Nous discutons avec le conservateur Jean Leclerq, expert de l’industrie du sport, de l’évolution et de l’impact des baskets dans la société tels qu’explorés dans Sneakers au Musée, une exposition en ce moment au Musée de l’Homme à Paris
Les baskets sont omniprésentes dans notre quotidien. Comment sont-ils passés des stades à la rue ? de la marginalité de la contre-culture à la culture populaire ?
La sneaker est passée du stade à la rue pour plusieurs raisons. Le premier élément fondamental est l’avènement du sport, ses vertus pour le développement physique et son facteur « Romantique et Lyrique ». Pensez à des matchs épiques avec un aspect David contre Goliath; l’identification à de nouveaux héros ; et la construction de légendes ou l’appartenance à des groupes sociaux partageant les valeurs de ces légendes.
De plus, il y a eu plusieurs événements accélérateurs. Tout d’abord, le développement de la télévision et de la diffusion sportive dans les années 60 et 70, suivi de la naissance d’ESPN aux États-Unis au début des années 80. Puis le développement du disco, du funk et du rap. Les baskets correspondent mieux aux codes colorés et fantaisistes de ces mouvements et sont adaptées à la danse de rue. Cela a été encore amplifié par la naissance de MTV au début des années 1980.

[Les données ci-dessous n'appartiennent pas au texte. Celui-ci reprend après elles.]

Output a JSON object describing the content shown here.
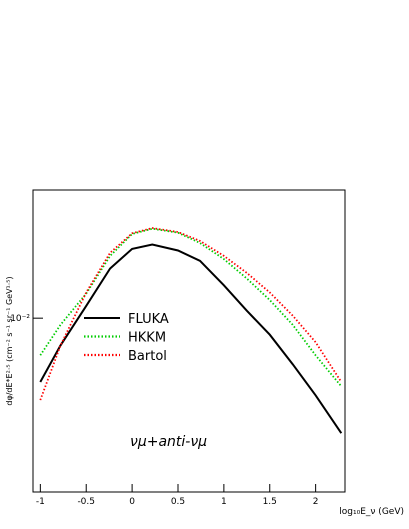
{
  "chart_data": {
    "type": "line",
    "x_label": "log₁₀E_ν (GeV)",
    "y_label": "dφ/dE*E²·⁵ (cm⁻² s⁻¹ sr⁻¹ GeV¹·⁵)",
    "annotation": "νμ+anti-νμ",
    "x": [
      -1,
      -0.78,
      -0.5,
      -0.24,
      0,
      0.22,
      0.5,
      0.74,
      1.0,
      1.25,
      1.5,
      1.75,
      2.0,
      2.28
    ],
    "series": [
      {
        "name": "FLUKA",
        "color": "#000000",
        "style": "solid",
        "values": [
          0.0061,
          0.0081,
          0.011,
          0.0147,
          0.0171,
          0.0177,
          0.0169,
          0.0156,
          0.0129,
          0.0106,
          0.0088,
          0.007,
          0.0055,
          0.0041
        ]
      },
      {
        "name": "HKKM",
        "color": "#00cc00",
        "style": "dotted",
        "values": [
          0.0075,
          0.0095,
          0.0121,
          0.0162,
          0.0192,
          0.02,
          0.0194,
          0.0179,
          0.0158,
          0.0136,
          0.0115,
          0.0095,
          0.0075,
          0.0059
        ]
      },
      {
        "name": "Bartol",
        "color": "#ff0000",
        "style": "dotted",
        "values": [
          0.0053,
          0.0081,
          0.0122,
          0.0166,
          0.0193,
          0.0201,
          0.0195,
          0.0182,
          0.0162,
          0.0142,
          0.0122,
          0.0102,
          0.0083,
          0.0061
        ]
      }
    ],
    "xlim": [
      -1.08,
      2.32
    ],
    "ylim": [
      0.0026,
      0.027
    ],
    "xticks": [
      -1,
      -0.5,
      0,
      0.5,
      1,
      1.5,
      2
    ],
    "yticks": [
      {
        "value": 0.01,
        "label": "10⁻²"
      }
    ],
    "y_scale": "log",
    "grid": false,
    "legend": "center-left"
  }
}
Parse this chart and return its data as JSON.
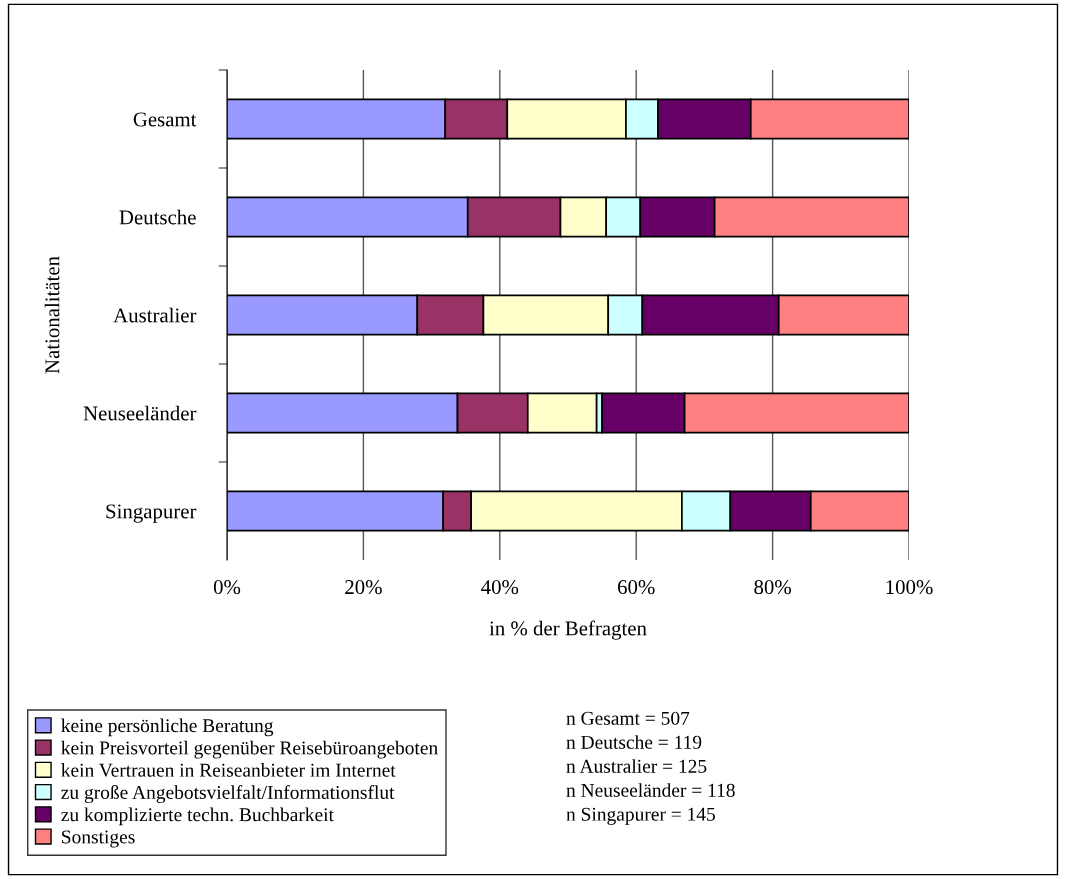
{
  "chart_data": {
    "type": "bar",
    "orientation": "horizontal",
    "stacked": true,
    "categories": [
      "Gesamt",
      "Deutsche",
      "Australier",
      "Neuseeländer",
      "Singapurer"
    ],
    "series": [
      {
        "name": "keine persönliche Beratung",
        "color": "#9999ff",
        "values": [
          32.0,
          35.3,
          27.9,
          33.8,
          31.7
        ]
      },
      {
        "name": "kein Preisvorteil gegenüber Reisebüroangeboten",
        "color": "#993366",
        "values": [
          9.1,
          13.6,
          9.7,
          10.3,
          4.1
        ]
      },
      {
        "name": "kein Vertrauen in Reiseanbieter im Internet",
        "color": "#ffffcc",
        "values": [
          17.4,
          6.7,
          18.3,
          10.1,
          30.9
        ]
      },
      {
        "name": "zu große Angebotsvielfalt/Informationsflut",
        "color": "#ccffff",
        "values": [
          4.7,
          5.0,
          5.0,
          0.8,
          7.1
        ]
      },
      {
        "name": "zu komplizierte techn. Buchbarkeit",
        "color": "#660066",
        "values": [
          13.6,
          10.9,
          20.0,
          12.1,
          11.8
        ]
      },
      {
        "name": "Sonstiges",
        "color": "#ff8080",
        "values": [
          23.2,
          28.5,
          19.1,
          32.9,
          14.4
        ]
      }
    ],
    "xlim": [
      0,
      100
    ],
    "xticks": [
      {
        "value": 0,
        "label": "0%"
      },
      {
        "value": 20,
        "label": "20%"
      },
      {
        "value": 40,
        "label": "40%"
      },
      {
        "value": 60,
        "label": "60%"
      },
      {
        "value": 80,
        "label": "80%"
      },
      {
        "value": 100,
        "label": "100%"
      }
    ],
    "xlabel": "in % der Befragten",
    "ylabel": "Nationalitäten",
    "grid": "x",
    "legend": "bottom left",
    "annotations": [
      "n Gesamt = 507",
      "n Deutsche = 119",
      "n Australier = 125",
      "n Neuseeländer = 118",
      "n Singapurer = 145"
    ]
  }
}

Ces phénomènes qui se chevauchent donnent aux baskets et aux vêtements de sport une exposition immense et sans précédent et permettent la création de légendes mondiales du sport qui parcourent le monde dans leurs looks emblématiques. Michael Jordan, Bjorn Borg, Carl Lewis et Yannick Noah viennent tous à l’esprit.
Autre facteur déterminant, l’avènement du basket et l’identification de la communauté noire américaine à de nouveaux héros. Michael Jordan incarne cela. Le fait que les chaussures de basket (et de tennis) se portent aussi facilement dans le stade que dans la rue signifie que ces deux catégories sportives auront des silhouettes plus viables (Air Jordan, Stan Smith…) par rapport à l’athlétisme ou au football. On verra l’acceptation par la mode de la sneaker comme élément stylistique à partir du milieu des années 90 grâce à des créateurs comme Giorgio Armani ou Jean-Charles de Castelbajac. Les baskets entreront aussi petit à petit dans le dressing des femmes. A partir de 2015, on voit que les baskets ne sont plus une « déclaration » pour une femme. Cela lance l’ère des collaborations entre les marques de sport et les artistes pour créer un battage médiatique mutuellement bénéfique. Les marques de luxe entrent alors dans le jeu, à partir des années 2000 avec Puma et Jil Sander, Adidas et Yohji Yamamoto. La phase suivante – celle qui se poursuit aujourd’hui – s’étend à Louis Vuitton, Chanel, Dior ou Balenciaga.
Le succès des baskets est souvent attribué à leur confort. En quoi sont-elles plus adaptées à notre corps que des chaussures classiques ?
Le confort est une question de ressenti. Les baskets ne sont pas forcément plus adaptées à notre morphologie, juste en moyenne moins contraignantes qu’un sabot, ou un escarpin par exemple. Souvent, ils offrent un amorti bienvenu sur les surfaces dures comme l’asphalte des trottoirs ou les sols en béton des magasins ou des bureaux. Ainsi, elles sont plus adaptées que les chaussures traditionnelles, comme les ballerines ou les derbies, à notre mode de vie où les « déplacements urbains » sont une activité majeure de notre époque.
Dans quelle mesure peut-on dire que les baskets sont l’expression d’un changement radical de société ? En quoi sont-ils révolutionnaires ?
La profusion de styles, de couleurs, de formes et de matières a révolutionné une industrie de la chaussure qui était auparavant plutôt unidimensionnelle. Cependant, à mon avis, les baskets ne sont pas une révolution mais des témoignages et des outils des évolutions successives du sport, de la musique, de la mode et de la culture populaire. C’est pourquoi ce phénomène ne cesse de prendre de l’ampleur.
Fin 2019, le créateur Virgil Abloh avait déclaré que le streetwear était voué à disparaître. Comment voyez-vous l’avenir de la sneaker ?
La sneaker devra prendre une nouvelle forme, car tout ce qui n’évolue pas disparaît. Néanmoins, la Jordan, si bien gérée par ses créateurs, ne disparaîtra pas plus que la Chanel N°5.
Cette interview a été légèrement modifiée pour plus de longueur et de clarté.